Paul Dean : Flowers that kill

Paul Dean, "Flowers that Kill," mixed media collage, 24 x 24 in.

 
 

SECOND WEDNESDAY OPENING RECEPTION: 03/13, 6 - 9 P.M.
artICULATE aRTIST tALK: sUNDAY, 03/10 AT 4 P.M.
 

With his newest BRG exhibition, artist Paul Dean continues to use found objects and mixed media in creating collages which speak to perspectives of past, present, and future. Perpetually interested in time, its structure, and our experience of it, Dean speaks of the importance of realizing that the current moment is paramount and that the past and future, despite mental projections, is unfathomably vast and opaque.
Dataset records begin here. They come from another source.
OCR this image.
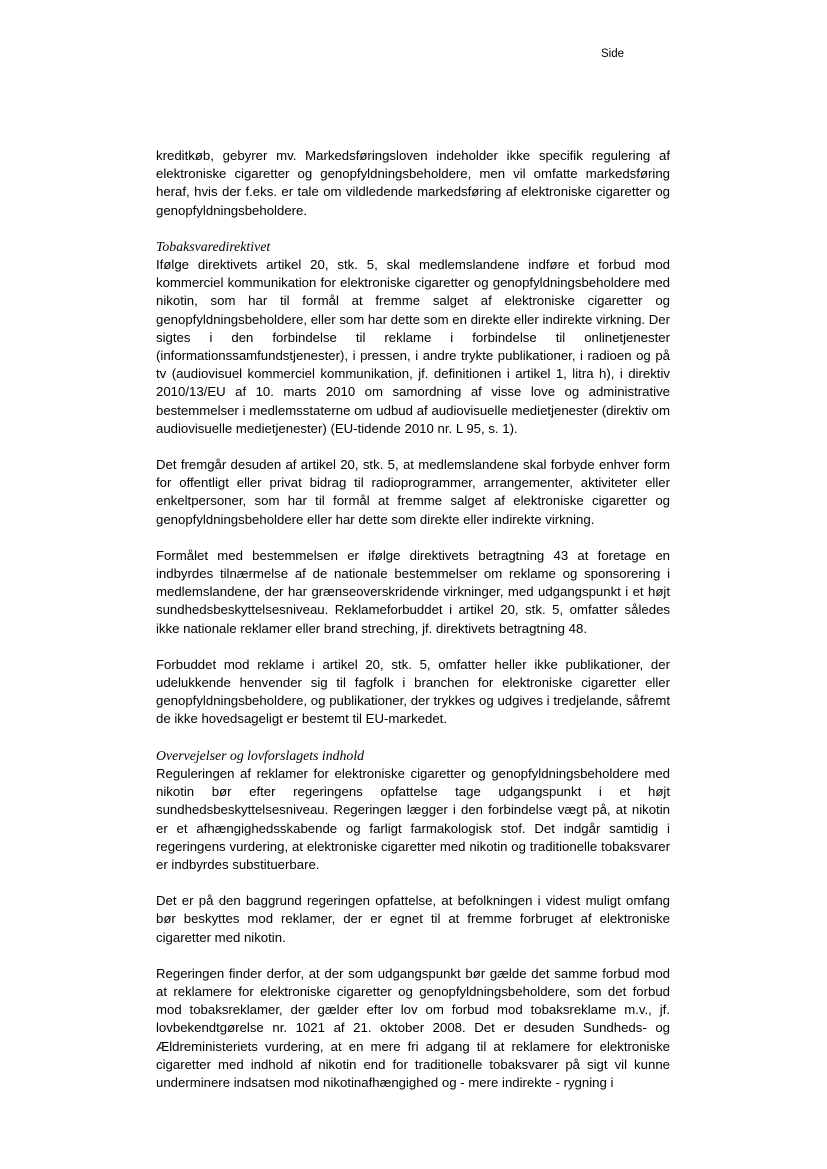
Side

kreditkøb, gebyrer mv. Markedsføringsloven indeholder ikke specifik regulering af elektroniske cigaretter og genopfyldningsbeholdere, men vil omfatte markedsføring heraf, hvis der f.eks. er tale om vildledende markedsføring af elektroniske cigaretter og genopfyldningsbeholdere.

Tobaksvaredirektivet

Ifølge direktivets artikel 20, stk. 5, skal medlemslandene indføre et forbud mod kommerciel kommunikation for elektroniske cigaretter og genopfyldningsbeholdere med nikotin, som har til formål at fremme salget af elektroniske cigaretter og genopfyldningsbeholdere, eller som har dette som en direkte eller indirekte virkning. Der sigtes i den forbindelse til reklame i forbindelse til onlinetjenester (informationssamfundstjenester), i pressen, i andre trykte publikationer, i radioen og på tv (audiovisuel kommerciel kommunikation, jf. definitionen i artikel 1, litra h), i direktiv 2010/13/EU af 10. marts 2010 om samordning af visse love og administrative bestemmelser i medlemsstaterne om udbud af audiovisuelle medietjenester (direktiv om audiovisuelle medietjenester) (EU-tidende 2010 nr. L 95, s. 1).

Det fremgår desuden af artikel 20, stk. 5, at medlemslandene skal forbyde enhver form for offentligt eller privat bidrag til radioprogrammer, arrangementer, aktiviteter eller enkeltpersoner, som har til formål at fremme salget af elektroniske cigaretter og genopfyldningsbeholdere eller har dette som direkte eller indirekte virkning.

Formålet med bestemmelsen er ifølge direktivets betragtning 43 at foretage en indbyrdes tilnærmelse af de nationale bestemmelser om reklame og sponsorering i medlemslandene, der har grænseoverskridende virkninger, med udgangspunkt i et højt sundhedsbeskyttelsesniveau. Reklameforbuddet i artikel 20, stk. 5, omfatter således ikke nationale reklamer eller brand streching, jf. direktivets betragtning 48.

Forbuddet mod reklame i artikel 20, stk. 5, omfatter heller ikke publikationer, der udelukkende henvender sig til fagfolk i branchen for elektroniske cigaretter eller genopfyldningsbeholdere, og publikationer, der trykkes og udgives i tredjelande, såfremt de ikke hovedsageligt er bestemt til EU-markedet.

Overvejelser og lovforslagets indhold

Reguleringen af reklamer for elektroniske cigaretter og genopfyldningsbeholdere med nikotin bør efter regeringens opfattelse tage udgangspunkt i et højt sundhedsbeskyttelsesniveau. Regeringen lægger i den forbindelse vægt på, at nikotin er et afhængighedsskabende og farligt farmakologisk stof. Det indgår samtidig i regeringens vurdering, at elektroniske cigaretter med nikotin og traditionelle tobaksvarer er indbyrdes substituerbare.

Det er på den baggrund regeringen opfattelse, at befolkningen i videst muligt omfang bør beskyttes mod reklamer, der er egnet til at fremme forbruget af elektroniske cigaretter med nikotin.

Regeringen finder derfor, at der som udgangspunkt bør gælde det samme forbud mod at reklamere for elektroniske cigaretter og genopfyldningsbeholdere, som det forbud mod tobaksreklamer, der gælder efter lov om forbud mod tobaksreklame m.v., jf. lovbekendtgørelse nr. 1021 af 21. oktober 2008. Det er desuden Sundheds- og Ældreministeriets vurdering, at en mere fri adgang til at reklamere for elektroniske cigaretter med indhold af nikotin end for traditionelle tobaksvarer på sigt vil kunne underminere indsatsen mod nikotinafhængighed og - mere indirekte - rygning i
Paul Dean, "The Hot Summer Sun of 1968," mixed media, 24 in. diameter

“Just as science has shown that everything observed is affected by the observer, we can only look at the past from the perspective of the present,” Dean explains. “In this sense the past is a mirror, and it is a particularly tricky one. It is as if we were looking through translucent layers with varying optical densities, as events are obscured or seem to merge with the passing of time.”

Paul Dean currently serves as a professor of color theory, typography and graphic design history at Louisiana State University. Dean also serves as a freelance graphic designer and performs as a DJ.

His work has been exhibited at the Slidell Cultural Center, the LSU Union Art Gallery, The Southwest Missouri State University Student Exhibition Center, the University of Florida and the Margaret Harwell Art Museum in Poplar Bluff Missouri.


This exhibition is presented alongside the latest works from Christopher Brumfield, Leslie Elliottsmith, and Tom Richard. All works from these four artists are on view, free of charge, during normal gallery hours (12 - 6 p.m., Tue - Sun) through March 27, 2019.